The May 22 vote is a taste of what may be to come in 2012 general elections for Spain's minority government, staggering to the end of a second four-year term marked by the worst recession in half a century and the threat of a euro zone debt crisis.
"I want to vote, but none of the options appeals to me," said Layla Amoedo, a 38-year-old teacher in Seville, capital of the southern region Andalucia, which has one of the highest unemployment rates in the country at 30 percent, compared with a national rate of 21 percent.
The PP is likely to take Spain's fourth biggest city, Seville, after 12 years under the Socialists, polls show, leaving the Socialists without a single one of the country's
four major cities, home to 14 percent of the population.
"I have never voted for the PP and never will, and I am not inclined to vote for the Socialists or for the United Left," Amoedo told Reuters, citing accusations that the Socialists and the smaller leftist party gave improper subsidies to companies.
Others are fed up with politicians in general as corruption scandals have hit both the Socialists and the PP.
Manuel Chaves, president of the Socialist party and third deputy prime minister, has been accused of giving preferential contracts to companies owned by family members.
Meanwhile Valencia's PP Governor Francisco Camps is accused of accepting thousands of euros of designer suits in return for public works contracts.
However, the Socialists are more likely than the PP to be affected by voters staying away, analysts say, and Camps is set to be reelected even though 49 percent of voters disapprove of the job he has done, a recent Metroscopia poll found.
"Whichever party wins, it will be more of the same. The big companies finance the politicians and call the shots," said Daniele Ivel, a 30-year old musician from Madrid, where the Popular Party is expected to hang on to the mayor's office.

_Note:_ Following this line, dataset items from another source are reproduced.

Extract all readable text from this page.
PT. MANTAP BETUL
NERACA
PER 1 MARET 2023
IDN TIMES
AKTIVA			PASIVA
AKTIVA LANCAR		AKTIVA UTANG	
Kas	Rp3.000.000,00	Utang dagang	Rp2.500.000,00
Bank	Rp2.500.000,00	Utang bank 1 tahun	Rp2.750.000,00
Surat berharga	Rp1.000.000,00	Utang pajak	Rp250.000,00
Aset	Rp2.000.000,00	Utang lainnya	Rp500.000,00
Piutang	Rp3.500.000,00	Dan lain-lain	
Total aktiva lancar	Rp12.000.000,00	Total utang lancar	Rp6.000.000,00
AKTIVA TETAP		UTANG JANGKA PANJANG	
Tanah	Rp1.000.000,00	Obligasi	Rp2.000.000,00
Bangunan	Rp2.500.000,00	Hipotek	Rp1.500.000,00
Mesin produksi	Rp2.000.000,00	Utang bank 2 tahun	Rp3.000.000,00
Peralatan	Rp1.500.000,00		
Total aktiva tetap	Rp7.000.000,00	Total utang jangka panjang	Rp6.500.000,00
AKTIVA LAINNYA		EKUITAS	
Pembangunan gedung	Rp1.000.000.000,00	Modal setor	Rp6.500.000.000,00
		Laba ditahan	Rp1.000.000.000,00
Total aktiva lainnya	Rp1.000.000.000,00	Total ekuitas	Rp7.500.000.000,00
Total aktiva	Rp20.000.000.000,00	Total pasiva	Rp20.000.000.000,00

"They change form, but never content," he said.
On Sunday protestors from the Real Democracy Now movement occupied squares in more than 50 cities, calling on voters to reject the two big parties as a protest against joblessness.
Police removed around a hundred of protesters from the Puerta del Sol plaza in Madrid on Monday morning.
"A way to punish the ruling party is not to vote," said Fernando Vallespin, politics professor at Madrid's Autonomous University. Socialist supporters are convinced the Popular Party will win, and their vote will be wasted, he added.
Spaniards are dealing with the hangover from a property bubble that burst over three years ago, leaving them with some of the highest personal debt levels in Europe and an unemployment rate twice the euro zone average.
Abstention was 36 percent in 2007 regional elections. At that time, 38 percent of Spaniards saw the political situation as bad or very bad. That has now risen to 66 percent of voters.
The Socialists admit they could have done some things better, but are focusing their campaign on getting out the vote and warning the centre-right could roll back social benefits.
"They are saying we're the good guys and they (the PP) are the bad guys. This is the (Socialists') strategy to ensure they hold on to their loyal supporters," said Ismael Crespo, political analyst at the Fundacion Ortega-Maranon.
Polls show the Socialists stand to lose strongholds like the large central region of Castilla-La Mancha, further weakening Prime Minister Jose Luis Rodriguez Zapatero's government.
Zapatero has said he will not run for a third term. Spain's No. 2 city Barcelona is set to fall to the centre-right Catalonian nationalists CiU, polls showed on
Sunday, ending 32 years of Socialist power. It is the capital of the region of Catalonia with an economy the size of Portugal.